On May 14, 2020, at 11:53, Ricky Teachey <ricky@teachey.org> wrote:

So that means a view() function (with maybe a different name) -- however, that brings up the issue of where to put it. I'm not sure that it warrants being in builtins, but where does it belong? Maybe the collections module? And I really think the extra import would be a barrier.


It occurs to me-- and please quickly shut me down if this is a really dumb idea, I won't be offended-- `memoryview` is already a top-level built-in. I know it has a near completely different meaning with regards to bytes objects than we are talking about with a sequence view object. But could it do double duty as a creator of views for sequences, too?

But bytes and bytearray are Sequences, and maybe other things that support the buffer protocol are too.

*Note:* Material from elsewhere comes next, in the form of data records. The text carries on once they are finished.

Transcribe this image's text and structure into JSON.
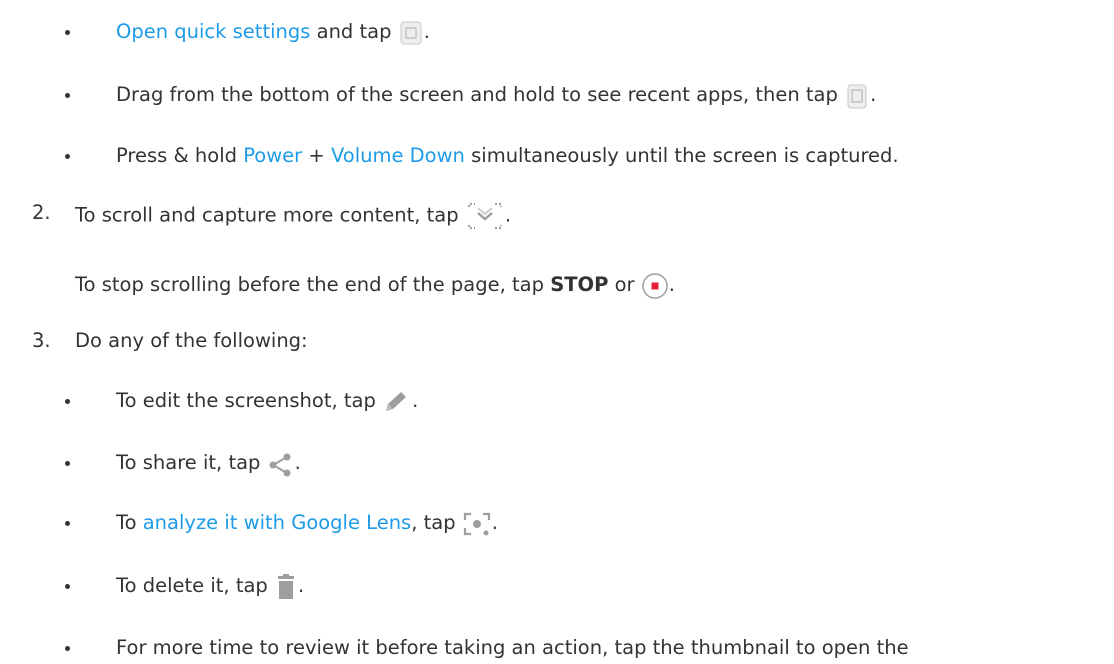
{
  "bullets_top": [
    {
      "link": "Open quick settings",
      "text": " and tap ",
      "end": "."
    },
    {
      "text": "Drag from the bottom of the screen and hold to see recent apps, then tap ",
      "end": "."
    },
    {
      "pre": "Press & hold ",
      "link1": "Power",
      "mid": " + ",
      "link2": "Volume Down",
      "post": " simultaneously until the screen is captured."
    }
  ],
  "steps": [
    {
      "number": "2.",
      "text": "To scroll and capture more content, tap ",
      "end": ".",
      "sub": {
        "pre": "To stop scrolling before the end of the page, tap ",
        "bold": "STOP",
        "mid": " or ",
        "end": "."
      }
    },
    {
      "number": "3.",
      "text": "Do any of the following:"
    }
  ],
  "actions": [
    {
      "text": "To edit the screenshot, tap ",
      "end": ".",
      "icon": "pencil-icon"
    },
    {
      "text": "To share it, tap ",
      "end": ".",
      "icon": "share-icon"
    },
    {
      "pre": "To ",
      "link": "analyze it with Google Lens",
      "text": ", tap ",
      "end": ".",
      "icon": "google-lens-icon"
    },
    {
      "text": "To delete it, tap ",
      "end": ".",
      "icon": "trash-icon"
    },
    {
      "text": "For more time to review it before taking an action, tap the thumbnail to open the"
    }
  ],
  "colors": {
    "link": "#1e9be8",
    "text": "#333333",
    "icon": "#9e9e9e",
    "stop_red": "#e5203a"
  }
}
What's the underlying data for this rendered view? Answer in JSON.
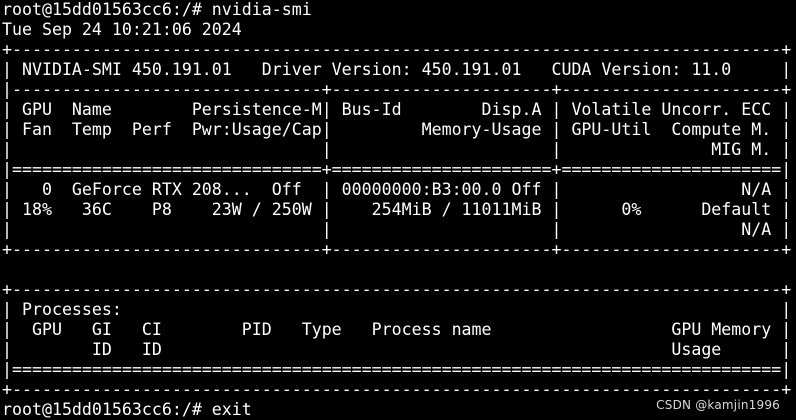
{
  "terminal": {
    "prompt_cmd": "root@15dd01563cc6:/# nvidia-smi",
    "timestamp": "Tue Sep 24 10:21:06 2024",
    "smi_version": "450.191.01",
    "driver_version": "450.191.01",
    "cuda_version": "11.0",
    "lines": [
      "root@15dd01563cc6:/# nvidia-smi",
      "Tue Sep 24 10:21:06 2024",
      "+-----------------------------------------------------------------------------+",
      "| NVIDIA-SMI 450.191.01   Driver Version: 450.191.01   CUDA Version: 11.0     |",
      "|-------------------------------+----------------------+----------------------+",
      "| GPU  Name        Persistence-M| Bus-Id        Disp.A | Volatile Uncorr. ECC |",
      "| Fan  Temp  Perf  Pwr:Usage/Cap|         Memory-Usage | GPU-Util  Compute M. |",
      "|                               |                      |               MIG M. |",
      "|===============================+======================+======================|",
      "|   0  GeForce RTX 208...  Off  | 00000000:B3:00.0 Off |                  N/A |",
      "| 18%   36C    P8    23W / 250W |    254MiB / 11011MiB |      0%      Default |",
      "|                               |                      |                  N/A |",
      "+-------------------------------+----------------------+----------------------+",
      "",
      "+-----------------------------------------------------------------------------+",
      "| Processes:                                                                  |",
      "|  GPU   GI   CI        PID   Type   Process name                  GPU Memory |",
      "|        ID   ID                                                   Usage      |",
      "|=============================================================================|",
      "+-----------------------------------------------------------------------------+",
      "root@15dd01563cc6:/# exit"
    ]
  },
  "gpu": {
    "index": "0",
    "name": "GeForce RTX 208...",
    "persistence_mode": "Off",
    "bus_id": "00000000:B3:00.0",
    "display_active": "Off",
    "ecc": "N/A",
    "fan": "18%",
    "temp": "36C",
    "perf": "P8",
    "power_usage": "23W",
    "power_cap": "250W",
    "memory_used": "254MiB",
    "memory_total": "11011MiB",
    "gpu_util": "0%",
    "compute_mode": "Default",
    "mig_mode": "N/A"
  },
  "watermark": {
    "text": "CSDN @kamjin1996"
  },
  "colors": {
    "background": "#000000",
    "foreground": "#ffffff",
    "watermark": "#d8d8d8"
  }
}
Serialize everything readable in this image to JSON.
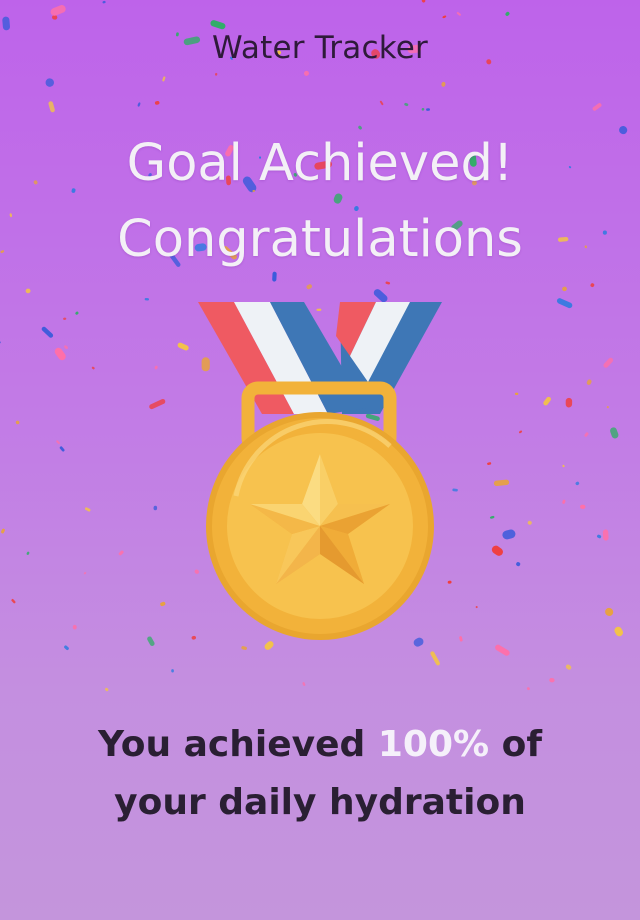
{
  "header": {
    "title": "Water Tracker"
  },
  "celebration": {
    "headline_line1": "Goal Achieved!",
    "headline_line2": "Congratulations"
  },
  "summary": {
    "prefix": "You achieved",
    "percent": "100%",
    "suffix_line1": "of",
    "line2": "your daily hydration",
    "progress_fraction": 1.0
  },
  "icons": {
    "medal": "gold-star-medal-icon",
    "confetti": "confetti-decoration"
  },
  "colors": {
    "background_top": "#be63ea",
    "background_bottom": "#c495dc",
    "medal_gold": "#f7bf4a",
    "ribbon_red": "#ef5a62",
    "ribbon_white": "#eef2f6",
    "ribbon_blue": "#3e77b6"
  }
}
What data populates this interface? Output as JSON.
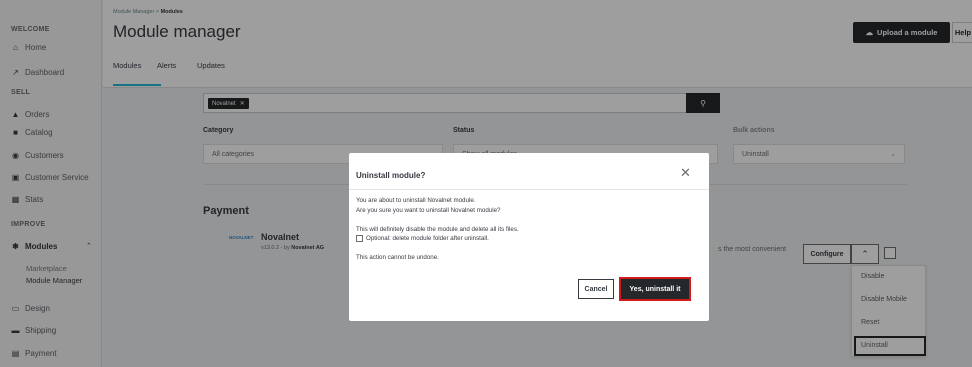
{
  "sidebar": {
    "sections": {
      "welcome": "WELCOME",
      "sell": "SELL",
      "improve": "IMPROVE"
    },
    "items": [
      {
        "label": "Home",
        "icon": "home-icon"
      },
      {
        "label": "Dashboard",
        "icon": "trending-icon"
      },
      {
        "label": "Orders",
        "icon": "cart-icon"
      },
      {
        "label": "Catalog",
        "icon": "store-icon"
      },
      {
        "label": "Customers",
        "icon": "user-circle-icon"
      },
      {
        "label": "Customer Service",
        "icon": "chat-icon"
      },
      {
        "label": "Stats",
        "icon": "chart-icon"
      },
      {
        "label": "Modules",
        "icon": "puzzle-icon"
      },
      {
        "label": "Design",
        "icon": "monitor-icon"
      },
      {
        "label": "Shipping",
        "icon": "truck-icon"
      },
      {
        "label": "Payment",
        "icon": "card-icon"
      }
    ],
    "modules_sub": [
      "Marketplace",
      "Module Manager"
    ]
  },
  "header": {
    "breadcrumb_parent": "Module Manager",
    "breadcrumb_sep": ">",
    "breadcrumb_current": "Modules",
    "title": "Module manager",
    "upload_label": "Upload a module",
    "help_label": "Help",
    "tabs": [
      "Modules",
      "Alerts",
      "Updates"
    ]
  },
  "filters": {
    "search_tag": "Novalnet",
    "category_label": "Category",
    "category_value": "All categories",
    "status_label": "Status",
    "status_value": "Show all modules",
    "bulk_label": "Bulk actions",
    "bulk_value": "Uninstall"
  },
  "module": {
    "section": "Payment",
    "logo_text": "NOVALNET",
    "name": "Novalnet",
    "version": "v13.0.2 - by",
    "author": "Novalnet AG",
    "desc_fragment": "s the most convenient",
    "configure_label": "Configure",
    "dropdown": [
      "Disable",
      "Disable Mobile",
      "Reset",
      "Uninstall"
    ]
  },
  "modal": {
    "title": "Uninstall module?",
    "line1": "You are about to uninstall Novalnet module.",
    "line2": "Are you sure you want to uninstall Novalnet module?",
    "line3": "This will definitely disable the module and delete all its files.",
    "optional_label": "Optional: delete module folder after uninstall.",
    "line4": "This action cannot be undone.",
    "cancel_label": "Cancel",
    "confirm_label": "Yes, uninstall it"
  }
}
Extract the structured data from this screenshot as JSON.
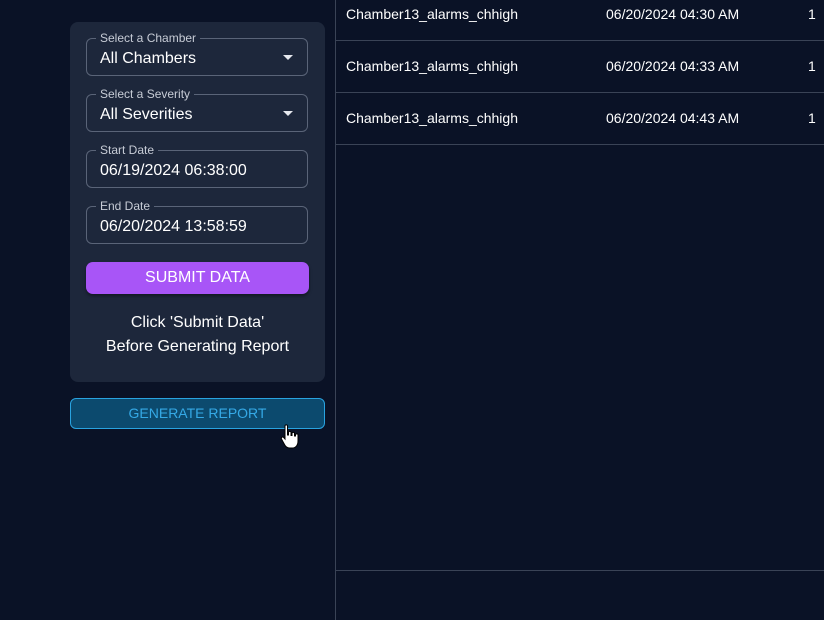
{
  "filters": {
    "chamber": {
      "label": "Select a Chamber",
      "value": "All Chambers"
    },
    "severity": {
      "label": "Select a Severity",
      "value": "All Severities"
    },
    "start_date": {
      "label": "Start Date",
      "value": "06/19/2024 06:38:00"
    },
    "end_date": {
      "label": "End Date",
      "value": "06/20/2024 13:58:59"
    },
    "submit_label": "SUBMIT DATA",
    "hint_line1": "Click 'Submit Data'",
    "hint_line2": "Before Generating Report"
  },
  "generate_label": "GENERATE REPORT",
  "results": [
    {
      "name": "Chamber13_alarms_chhigh",
      "time": "06/20/2024 04:30 AM",
      "count": "1"
    },
    {
      "name": "Chamber13_alarms_chhigh",
      "time": "06/20/2024 04:33 AM",
      "count": "1"
    },
    {
      "name": "Chamber13_alarms_chhigh",
      "time": "06/20/2024 04:43 AM",
      "count": "1"
    }
  ],
  "colors": {
    "submit": "#a855f7",
    "generate_border": "#29a3e0",
    "background": "#0a1226"
  }
}
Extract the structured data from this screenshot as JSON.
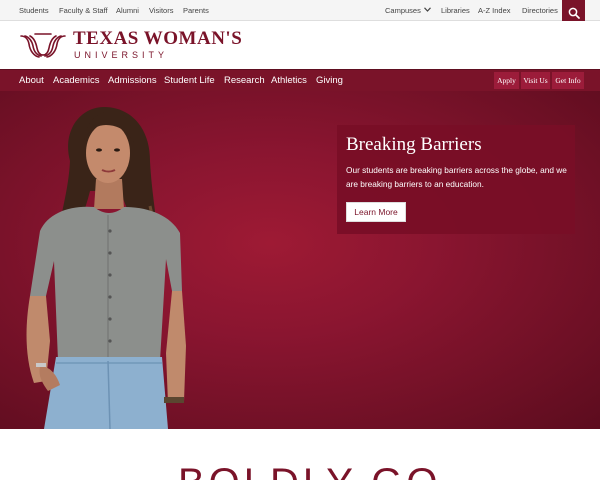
{
  "utility_nav": {
    "links": [
      "Students",
      "Faculty & Staff",
      "Alumni",
      "Visitors",
      "Parents"
    ],
    "right_links": [
      "Campuses",
      "Libraries",
      "A-Z Index",
      "Directories"
    ],
    "search_icon": "search-icon"
  },
  "brand": {
    "name_line1": "TEXAS WOMAN'S",
    "name_line2": "UNIVERSITY",
    "color": "#7a1329"
  },
  "main_nav": {
    "items": [
      "About",
      "Academics",
      "Admissions",
      "Student Life",
      "Research",
      "Athletics",
      "Giving"
    ],
    "cta": [
      "Apply",
      "Visit Us",
      "Get Info"
    ]
  },
  "hero": {
    "title": "Breaking Barriers",
    "text": "Our students are breaking barriers across the globe, and we are breaking barriers to an education.",
    "button": "Learn More"
  },
  "section": {
    "heading": "BOLDLY GO"
  }
}
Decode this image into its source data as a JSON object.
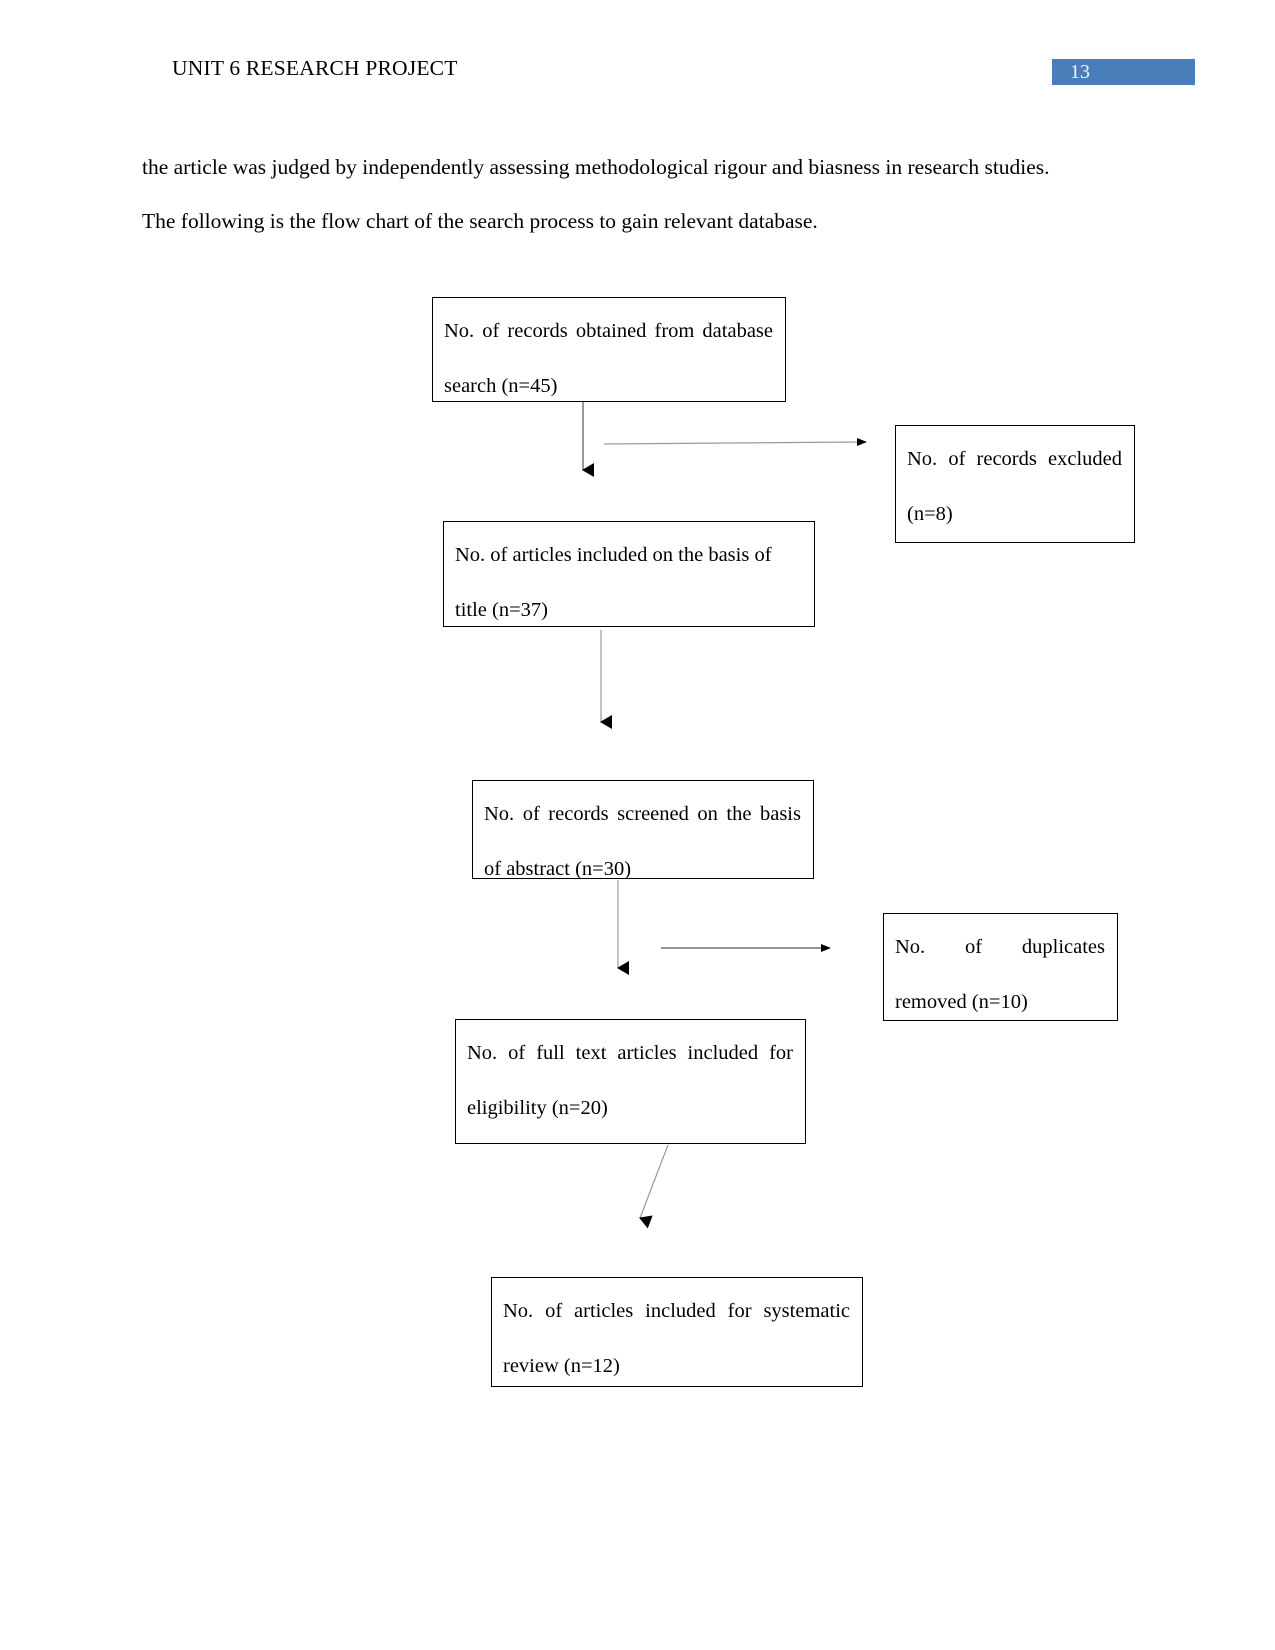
{
  "header": {
    "title": "UNIT 6 RESEARCH PROJECT",
    "page_number": "13",
    "badge_color": "#4a7ebb"
  },
  "body": {
    "paragraph": "the article was judged by independently assessing methodological rigour and biasness in research studies. The following is the flow chart of the search process to gain relevant database."
  },
  "flowchart": {
    "type": "prisma-flow-diagram",
    "boxes": [
      {
        "id": "records-obtained",
        "text": "No. of records obtained from database search (n=45)",
        "count": 45
      },
      {
        "id": "records-excluded",
        "text": "No. of records excluded (n=8)",
        "count": 8
      },
      {
        "id": "articles-included-title",
        "text": "No. of articles included on the basis of title (n=37)",
        "count": 37
      },
      {
        "id": "records-screened-abstract",
        "text": "No. of records screened on the basis of abstract (n=30)",
        "count": 30
      },
      {
        "id": "duplicates-removed",
        "text": "No. of duplicates removed (n=10)",
        "count": 10
      },
      {
        "id": "full-text-eligibility",
        "text": "No. of full text articles included for eligibility (n=20)",
        "count": 20
      },
      {
        "id": "articles-systematic-review",
        "text": "No. of articles included for systematic review (n=12)",
        "count": 12
      }
    ]
  }
}
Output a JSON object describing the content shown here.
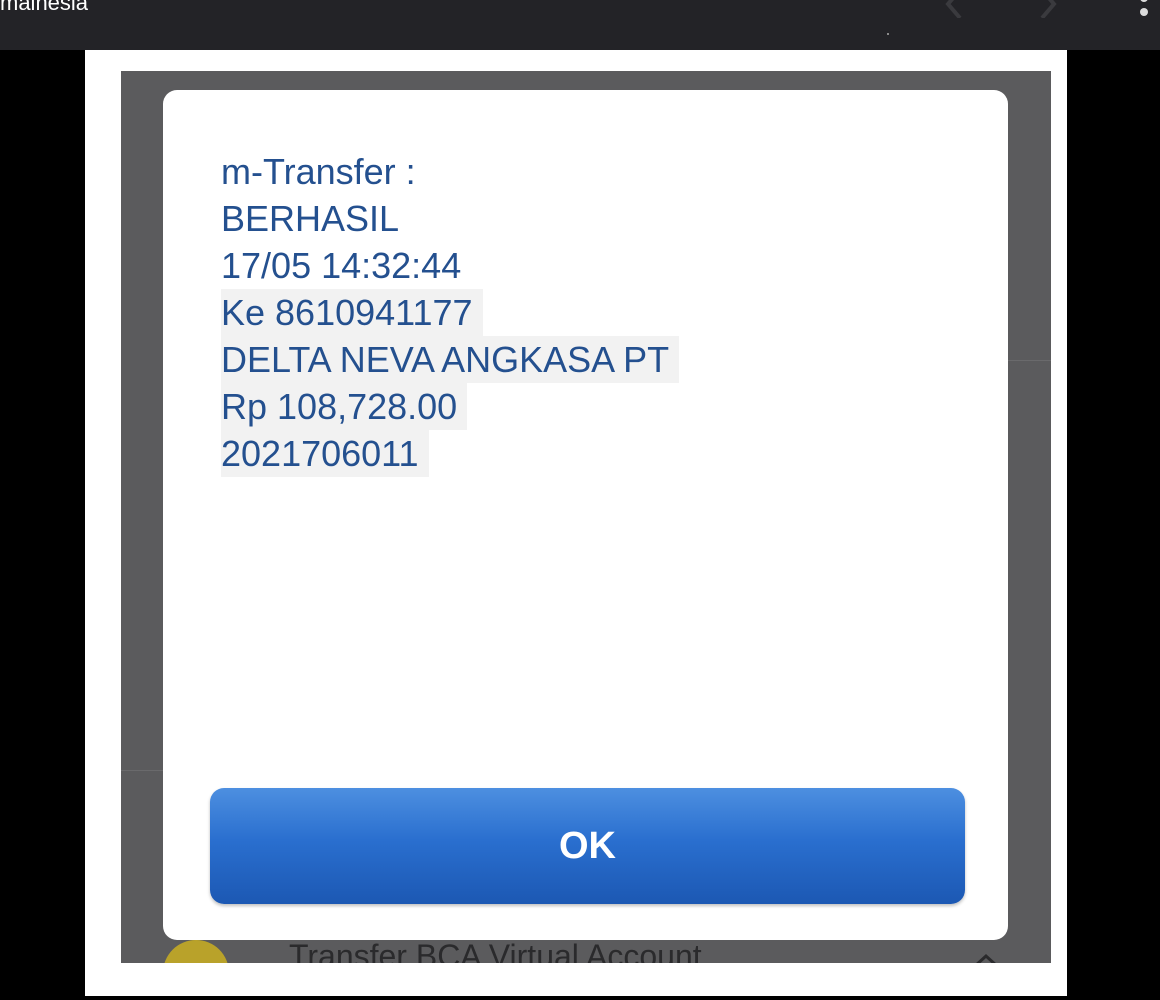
{
  "topbar": {
    "title": "mainesia",
    "prev_icon": "chevron-left-icon",
    "next_icon": "chevron-right-icon",
    "more_icon": "more-vertical-icon"
  },
  "dialog": {
    "lines": [
      "m-Transfer :",
      "BERHASIL",
      "17/05 14:32:44",
      "Ke 8610941177",
      "DELTA NEVA ANGKASA PT",
      "Rp 108,728.00",
      "2021706011"
    ],
    "ok_label": "OK"
  },
  "background": {
    "list_item_label": "Transfer BCA Virtual Account"
  },
  "colors": {
    "text_blue": "#24508f",
    "button_blue": "#2a6fcf",
    "topbar": "#232327"
  }
}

At first glance, it sounds terrible that the same function gives you a locking buffer view for some sequences and an indirect regular sequence view for others, and that there’s no way to get the latter for bytes even when you explicitly want that. But maybe in practice it wouldn’t be nearly as bad as it sounds? I don’t know. It sounds terrible in theory that NumPy arrays are almost but not quite Sequences, but in practice I rarely get confused by that. Maybe the same would be true here?

There’s also the problem that “memoryview” is kind of a misleading name if you apply it to, say, a range instead of a list. But again, I’m not sure how bad that would be in practice.